Dalam rapat hari ini, Adrian akan mempresentasikan proposal akuisisi digital platform terbesar yang pernah dijajaki perusahaan. Satu keputusan yang bisa mengangkat perusahaan ini ke level baru, atau menjatuhkannya ke jurang spekulasi.
08.05 — Presentasi Dimulai
“Selamat pagi,” buka Adrian dengan nada formal. Ia berdiri. Slide pertama muncul: logo startup e-commerce yang kini sedang dibidik untuk diakuisisi.
“Proposal ini saya susun bersama tim terbaik saya selama 6 minggu terakhir. Kami telah menganalisis tren pasar, valuasi, risiko, dan potensi sinergi. Saya percaya, jika kita ingin naik kelas secara digital, ini adalah saatnya.”
Slide demi slide mengalir. Data mengesankan. Grafik menanjak. Kata-katanya tajam, seolah tidak menyisakan ruang untuk dibantah.

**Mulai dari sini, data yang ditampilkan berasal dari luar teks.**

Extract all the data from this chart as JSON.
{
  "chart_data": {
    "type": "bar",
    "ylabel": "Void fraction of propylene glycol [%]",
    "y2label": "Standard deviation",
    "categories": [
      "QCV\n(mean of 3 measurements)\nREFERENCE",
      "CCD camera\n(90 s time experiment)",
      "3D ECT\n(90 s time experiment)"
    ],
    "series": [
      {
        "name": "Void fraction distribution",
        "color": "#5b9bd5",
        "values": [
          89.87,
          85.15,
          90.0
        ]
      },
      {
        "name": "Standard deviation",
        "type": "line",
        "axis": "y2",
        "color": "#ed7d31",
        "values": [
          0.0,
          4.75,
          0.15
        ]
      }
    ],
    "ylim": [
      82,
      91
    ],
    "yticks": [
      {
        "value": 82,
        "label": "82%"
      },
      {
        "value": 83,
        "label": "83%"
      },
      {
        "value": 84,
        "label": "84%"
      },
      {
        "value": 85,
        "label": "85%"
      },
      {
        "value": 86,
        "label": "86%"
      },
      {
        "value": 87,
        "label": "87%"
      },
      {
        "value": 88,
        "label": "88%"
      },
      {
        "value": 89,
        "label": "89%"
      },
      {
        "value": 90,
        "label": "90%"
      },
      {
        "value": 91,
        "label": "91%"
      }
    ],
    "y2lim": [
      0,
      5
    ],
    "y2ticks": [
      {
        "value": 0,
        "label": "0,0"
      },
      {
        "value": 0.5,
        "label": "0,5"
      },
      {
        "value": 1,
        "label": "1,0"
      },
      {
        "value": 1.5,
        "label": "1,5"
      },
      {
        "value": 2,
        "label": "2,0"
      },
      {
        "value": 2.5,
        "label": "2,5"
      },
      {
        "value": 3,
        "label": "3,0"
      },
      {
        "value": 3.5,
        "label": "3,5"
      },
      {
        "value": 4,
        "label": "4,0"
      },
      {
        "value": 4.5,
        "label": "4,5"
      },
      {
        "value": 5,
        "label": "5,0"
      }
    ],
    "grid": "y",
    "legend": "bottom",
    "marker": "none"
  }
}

Namun ketika sampai pada bagian strategi integrasi pasca-akuisisi, Pak Robert mengangkat tangan.
“Adrian, saya ingin bertanya. Apakah dalam skenario ini, kamu sudah hitung waktu onboarding untuk tim operasional dan dampaknya ke lini distribusi?”

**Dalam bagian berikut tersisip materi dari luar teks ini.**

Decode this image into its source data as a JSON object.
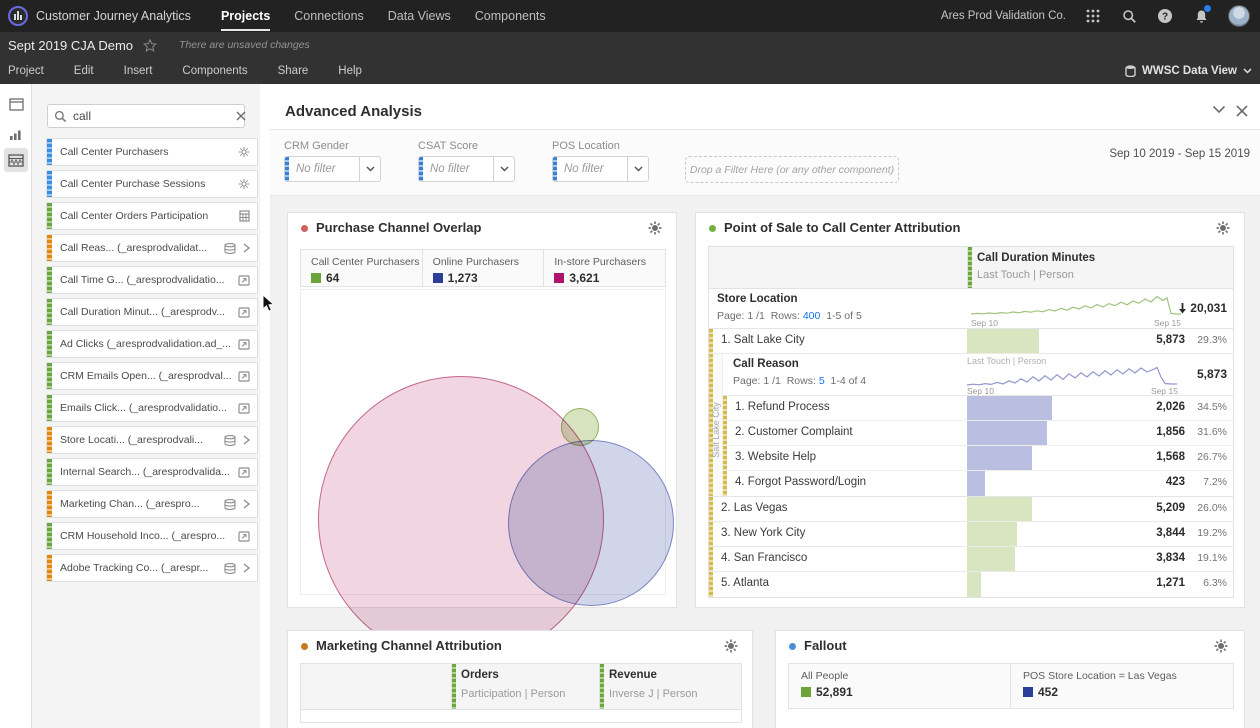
{
  "top_nav": {
    "brand": "Customer Journey Analytics",
    "items": [
      {
        "label": "Projects",
        "active": true
      },
      {
        "label": "Connections",
        "active": false
      },
      {
        "label": "Data Views",
        "active": false
      },
      {
        "label": "Components",
        "active": false
      }
    ],
    "org": "Ares Prod Validation Co.",
    "icons": [
      "app-switcher-icon",
      "search-icon",
      "help-icon",
      "notifications-bell-icon",
      "user-avatar"
    ]
  },
  "project_bar": {
    "title": "Sept 2019 CJA Demo",
    "unsaved_note": "There are unsaved changes"
  },
  "menu_bar": {
    "items": [
      "Project",
      "Edit",
      "Insert",
      "Components",
      "Share",
      "Help"
    ],
    "data_view": "WWSC Data View"
  },
  "sidebar": {
    "search_value": "call",
    "items": [
      {
        "label": "Call Center Purchasers",
        "color": "blue",
        "type": "calculated-metric"
      },
      {
        "label": "Call Center Purchase Sessions",
        "color": "blue",
        "type": "calculated-metric"
      },
      {
        "label": "Call Center Orders Participation",
        "color": "green",
        "type": "calculated-metric-calculator"
      },
      {
        "label": "Call Reas...  (_aresprodvalidat...",
        "color": "orange",
        "type": "dimension"
      },
      {
        "label": "Call Time G...  (_aresprodvalidatio...",
        "color": "green",
        "type": "schema-metric"
      },
      {
        "label": "Call Duration Minut...  (_aresprodv...",
        "color": "green",
        "type": "schema-metric"
      },
      {
        "label": "Ad Clicks  (_aresprodvalidation.ad_...",
        "color": "green",
        "type": "schema-metric"
      },
      {
        "label": "CRM Emails Open...  (_aresprodval...",
        "color": "green",
        "type": "schema-metric"
      },
      {
        "label": "Emails Click...  (_aresprodvalidatio...",
        "color": "green",
        "type": "schema-metric"
      },
      {
        "label": "Store Locati...  (_aresprodvali...",
        "color": "orange",
        "type": "dimension"
      },
      {
        "label": "Internal Search...  (_aresprodvalida...",
        "color": "green",
        "type": "schema-metric"
      },
      {
        "label": "Marketing Chan...  (_arespro...",
        "color": "orange",
        "type": "dimension"
      },
      {
        "label": "CRM Household Inco...  (_arespro...",
        "color": "green",
        "type": "schema-metric"
      },
      {
        "label": "Adobe Tracking Co...  (_arespr...",
        "color": "orange",
        "type": "dimension"
      }
    ]
  },
  "panel": {
    "title": "Advanced Analysis",
    "date_range": "Sep 10 2019 - Sep 15 2019",
    "filters": [
      {
        "label": "CRM Gender",
        "value": "No filter"
      },
      {
        "label": "CSAT Score",
        "value": "No filter"
      },
      {
        "label": "POS Location",
        "value": "No filter"
      }
    ],
    "dropzone": "Drop a Filter Here (or any other component)"
  },
  "venn": {
    "title": "Purchase Channel Overlap",
    "legend": [
      {
        "label": "Call Center Purchasers",
        "value": "64",
        "color": "#6ca439"
      },
      {
        "label": "Online Purchasers",
        "value": "1,273",
        "color": "#2d3e99"
      },
      {
        "label": "In-store Purchasers",
        "value": "3,621",
        "color": "#b0136b"
      }
    ]
  },
  "attribution": {
    "title": "Point of Sale to Call Center Attribution",
    "metric": {
      "name": "Call Duration Minutes",
      "model": "Last Touch | Person"
    },
    "outer": {
      "dimension": "Store Location",
      "page": "Page: 1 /1",
      "rows_label": "Rows:",
      "rows_value": "400",
      "range": "1-5 of 5",
      "total": "20,031",
      "spark_start": "Sep 10",
      "spark_end": "Sep 15"
    },
    "rows": [
      {
        "rank": "1.",
        "label": "Salt Lake City",
        "value": "5,873",
        "pct": "29.3%"
      },
      {
        "rank": "2.",
        "label": "Las Vegas",
        "value": "5,209",
        "pct": "26.0%"
      },
      {
        "rank": "3.",
        "label": "New York City",
        "value": "3,844",
        "pct": "19.2%"
      },
      {
        "rank": "4.",
        "label": "San Francisco",
        "value": "3,834",
        "pct": "19.1%"
      },
      {
        "rank": "5.",
        "label": "Atlanta",
        "value": "1,271",
        "pct": "6.3%"
      }
    ],
    "nested": {
      "context_label": "Salt Lake City",
      "dimension": "Call Reason",
      "page": "Page: 1 /1",
      "rows_label": "Rows:",
      "rows_value": "5",
      "range": "1-4 of 4",
      "model": "Last Touch | Person",
      "total": "5,873",
      "spark_start": "Sep 10",
      "spark_end": "Sep 15",
      "rows": [
        {
          "rank": "1.",
          "label": "Refund Process",
          "value": "2,026",
          "pct": "34.5%"
        },
        {
          "rank": "2.",
          "label": "Customer Complaint",
          "value": "1,856",
          "pct": "31.6%"
        },
        {
          "rank": "3.",
          "label": "Website Help",
          "value": "1,568",
          "pct": "26.7%"
        },
        {
          "rank": "4.",
          "label": "Forgot Password/Login",
          "value": "423",
          "pct": "7.2%"
        }
      ]
    }
  },
  "marketing": {
    "title": "Marketing Channel Attribution",
    "columns": [
      {
        "name": "Orders",
        "model": "Participation | Person"
      },
      {
        "name": "Revenue",
        "model": "Inverse J | Person"
      }
    ]
  },
  "fallout": {
    "title": "Fallout",
    "steps": [
      {
        "label": "All People",
        "value": "52,891",
        "color": "#6ca439"
      },
      {
        "label": "POS Store Location = Las Vegas",
        "value": "452",
        "color": "#2d3e99"
      }
    ]
  },
  "colors": {
    "venn_dot": "#d2605e",
    "attr_dot": "#76b043",
    "marketing_dot": "#c9791c",
    "fallout_dot": "#4a90d9"
  }
}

Adrian tersenyum—senyum yang lebih mirip ejekan halus.
“Pak Robert, data ini sudah kami verifikasi. Kalau saja semua unit operasional menjalankan SOP dengan konsisten, saya rasa transisi ini tidak akan menjadi isu besar.”

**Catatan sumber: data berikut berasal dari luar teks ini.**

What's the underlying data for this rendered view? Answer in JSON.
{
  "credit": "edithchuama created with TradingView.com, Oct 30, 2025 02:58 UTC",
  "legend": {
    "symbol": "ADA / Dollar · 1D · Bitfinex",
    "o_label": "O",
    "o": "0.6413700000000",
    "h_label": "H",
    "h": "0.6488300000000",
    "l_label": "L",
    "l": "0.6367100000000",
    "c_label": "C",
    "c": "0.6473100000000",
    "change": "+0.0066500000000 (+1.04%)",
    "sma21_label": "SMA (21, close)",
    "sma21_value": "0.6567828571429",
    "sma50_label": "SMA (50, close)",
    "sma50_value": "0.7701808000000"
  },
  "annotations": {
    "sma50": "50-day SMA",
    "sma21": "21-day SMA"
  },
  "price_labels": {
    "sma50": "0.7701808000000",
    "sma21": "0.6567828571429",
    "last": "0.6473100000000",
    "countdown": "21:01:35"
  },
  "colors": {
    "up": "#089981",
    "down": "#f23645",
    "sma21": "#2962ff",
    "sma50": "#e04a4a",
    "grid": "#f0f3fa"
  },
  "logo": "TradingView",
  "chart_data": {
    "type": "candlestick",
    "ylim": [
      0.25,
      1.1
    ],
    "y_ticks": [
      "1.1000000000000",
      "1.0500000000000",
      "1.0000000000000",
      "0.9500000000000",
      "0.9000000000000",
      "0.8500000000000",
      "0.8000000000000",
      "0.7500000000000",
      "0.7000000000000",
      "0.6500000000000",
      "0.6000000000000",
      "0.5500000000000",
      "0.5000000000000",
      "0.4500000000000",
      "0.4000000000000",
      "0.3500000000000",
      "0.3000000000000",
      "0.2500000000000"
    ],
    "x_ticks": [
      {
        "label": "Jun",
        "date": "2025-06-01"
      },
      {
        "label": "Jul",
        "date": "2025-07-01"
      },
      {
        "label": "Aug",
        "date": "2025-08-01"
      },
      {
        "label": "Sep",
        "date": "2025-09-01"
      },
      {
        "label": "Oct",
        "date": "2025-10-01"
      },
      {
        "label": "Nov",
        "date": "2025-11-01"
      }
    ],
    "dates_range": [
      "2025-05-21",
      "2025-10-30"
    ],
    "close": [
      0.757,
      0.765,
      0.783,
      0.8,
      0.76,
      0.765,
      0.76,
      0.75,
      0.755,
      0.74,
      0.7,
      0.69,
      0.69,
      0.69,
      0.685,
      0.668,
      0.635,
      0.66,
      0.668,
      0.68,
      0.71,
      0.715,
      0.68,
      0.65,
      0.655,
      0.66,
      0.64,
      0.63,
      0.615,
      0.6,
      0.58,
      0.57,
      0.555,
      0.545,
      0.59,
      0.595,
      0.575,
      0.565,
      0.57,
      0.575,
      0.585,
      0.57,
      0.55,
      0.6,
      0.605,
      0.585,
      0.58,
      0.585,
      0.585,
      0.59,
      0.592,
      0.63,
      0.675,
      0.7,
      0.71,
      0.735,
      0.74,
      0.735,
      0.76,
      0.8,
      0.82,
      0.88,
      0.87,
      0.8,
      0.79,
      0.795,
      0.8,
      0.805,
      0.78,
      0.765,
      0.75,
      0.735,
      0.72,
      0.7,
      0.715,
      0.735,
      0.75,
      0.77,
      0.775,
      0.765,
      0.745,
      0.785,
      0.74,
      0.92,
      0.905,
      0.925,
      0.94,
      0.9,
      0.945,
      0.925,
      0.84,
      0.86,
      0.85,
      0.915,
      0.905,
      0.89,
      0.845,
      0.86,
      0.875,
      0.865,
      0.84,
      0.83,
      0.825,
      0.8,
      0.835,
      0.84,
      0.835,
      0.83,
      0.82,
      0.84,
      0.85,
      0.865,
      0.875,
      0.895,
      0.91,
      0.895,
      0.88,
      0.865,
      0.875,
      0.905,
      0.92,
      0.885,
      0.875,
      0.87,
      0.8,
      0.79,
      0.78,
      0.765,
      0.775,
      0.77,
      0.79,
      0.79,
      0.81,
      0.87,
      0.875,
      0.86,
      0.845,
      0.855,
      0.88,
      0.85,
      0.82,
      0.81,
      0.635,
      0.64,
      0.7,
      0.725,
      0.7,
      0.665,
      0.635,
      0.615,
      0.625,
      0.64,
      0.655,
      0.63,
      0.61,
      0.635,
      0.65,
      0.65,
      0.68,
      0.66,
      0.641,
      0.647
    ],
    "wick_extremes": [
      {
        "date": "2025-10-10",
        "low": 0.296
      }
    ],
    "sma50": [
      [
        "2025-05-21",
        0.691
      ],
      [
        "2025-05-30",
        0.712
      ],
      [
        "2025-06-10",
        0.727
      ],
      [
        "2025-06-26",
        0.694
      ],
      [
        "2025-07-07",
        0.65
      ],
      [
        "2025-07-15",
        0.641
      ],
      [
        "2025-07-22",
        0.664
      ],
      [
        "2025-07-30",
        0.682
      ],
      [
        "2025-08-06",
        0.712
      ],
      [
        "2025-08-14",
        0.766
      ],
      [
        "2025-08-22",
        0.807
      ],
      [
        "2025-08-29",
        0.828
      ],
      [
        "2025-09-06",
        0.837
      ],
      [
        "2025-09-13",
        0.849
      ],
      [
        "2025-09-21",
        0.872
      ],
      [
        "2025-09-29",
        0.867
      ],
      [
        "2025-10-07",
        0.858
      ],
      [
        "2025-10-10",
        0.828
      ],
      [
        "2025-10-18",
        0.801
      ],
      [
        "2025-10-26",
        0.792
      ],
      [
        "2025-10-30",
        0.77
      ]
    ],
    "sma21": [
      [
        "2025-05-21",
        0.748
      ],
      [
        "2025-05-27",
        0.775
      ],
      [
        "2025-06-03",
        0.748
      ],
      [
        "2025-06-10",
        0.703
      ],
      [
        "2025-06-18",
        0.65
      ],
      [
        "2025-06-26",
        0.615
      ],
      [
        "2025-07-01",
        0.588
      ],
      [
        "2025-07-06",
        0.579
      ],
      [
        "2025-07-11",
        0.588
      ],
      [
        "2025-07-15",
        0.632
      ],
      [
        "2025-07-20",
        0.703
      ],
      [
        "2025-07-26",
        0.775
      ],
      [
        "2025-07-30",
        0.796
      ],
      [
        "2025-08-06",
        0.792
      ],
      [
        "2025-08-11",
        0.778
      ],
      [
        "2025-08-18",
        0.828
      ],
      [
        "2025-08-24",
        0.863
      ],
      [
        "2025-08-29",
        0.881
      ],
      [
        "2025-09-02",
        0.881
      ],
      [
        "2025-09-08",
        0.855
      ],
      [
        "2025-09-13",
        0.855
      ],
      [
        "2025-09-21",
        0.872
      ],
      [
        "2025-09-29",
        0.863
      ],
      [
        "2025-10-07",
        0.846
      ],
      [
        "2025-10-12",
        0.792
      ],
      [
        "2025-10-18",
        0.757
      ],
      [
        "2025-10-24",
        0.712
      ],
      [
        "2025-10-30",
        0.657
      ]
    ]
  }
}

Seketika udara dalam ruangan terasa padat. Pak Robert menunduk sejenak. Tak menjawab. Tapi matanya menatap dingin.
Bu Ratna menyusul angkat bicara. “Proyeksi kas yang Anda tampilkan, terlalu optimis. Saya melihat margin EBITDA startup ini masih negatif.”
Adrian menoleh, masih tenang namun tajam. “Itu biasa untuk tech startup. Kita sedang bicara masa depan, bukan masa lalu. Kalau kita terus menahan langkah karena takut, perusahaan ini akan stagnan.”
Pak Samuel belum berkata apa-apa. Namun tangannya mulai mengetuk meja perlahan, seperti metronom dari pemimpin orkestra yang menahan irama agar tak meledak lebih awal.
08.50 — Gesekan yang Mengakar
Suasana rapat tak lagi hangat. Adrian terus bicara, tapi banyak telinga sudah mulai menyaring kata-katanya. Terlalu defensif. Terlalu dominan. Bahkan Sinta, Corporate Secretary yang hanya hadir sebagai pencatat, bisa merasakan ketegangan menjalar hingga ke dinding ruangan.
Beberapa hari terakhir, bisik-bisik internal juga makin ramai. Sejumlah Vice President menyampaikan ketidaknyamanan mereka. Beberapa merasa pendapatnya tak pernah diakomodasi. Sebagian merasa dikerdilkan oleh Adrian dalam forum-forum internal.
Di dalam grup kecil para eksekutif—yang bukan grup resmi—nama Adrian sering muncul. Bukan karena prestasinya, tapi karena caranya memperlakukan orang lain.
“Orang licik akan dendam.”
“Orang kuat akan melawan.”
“Orang pintar akan melumpuhkan.”
“Orang lemah akan mengadu domba.”
Dan di ruang direksi, semua orang memiliki salah satu dari kekuatan itu.
09.20 — Panggilan Pribadi
Setelah rapat ditutup tanpa konklusi, Pak Samuel memanggil Adrian secara pribadi ke ruangannya.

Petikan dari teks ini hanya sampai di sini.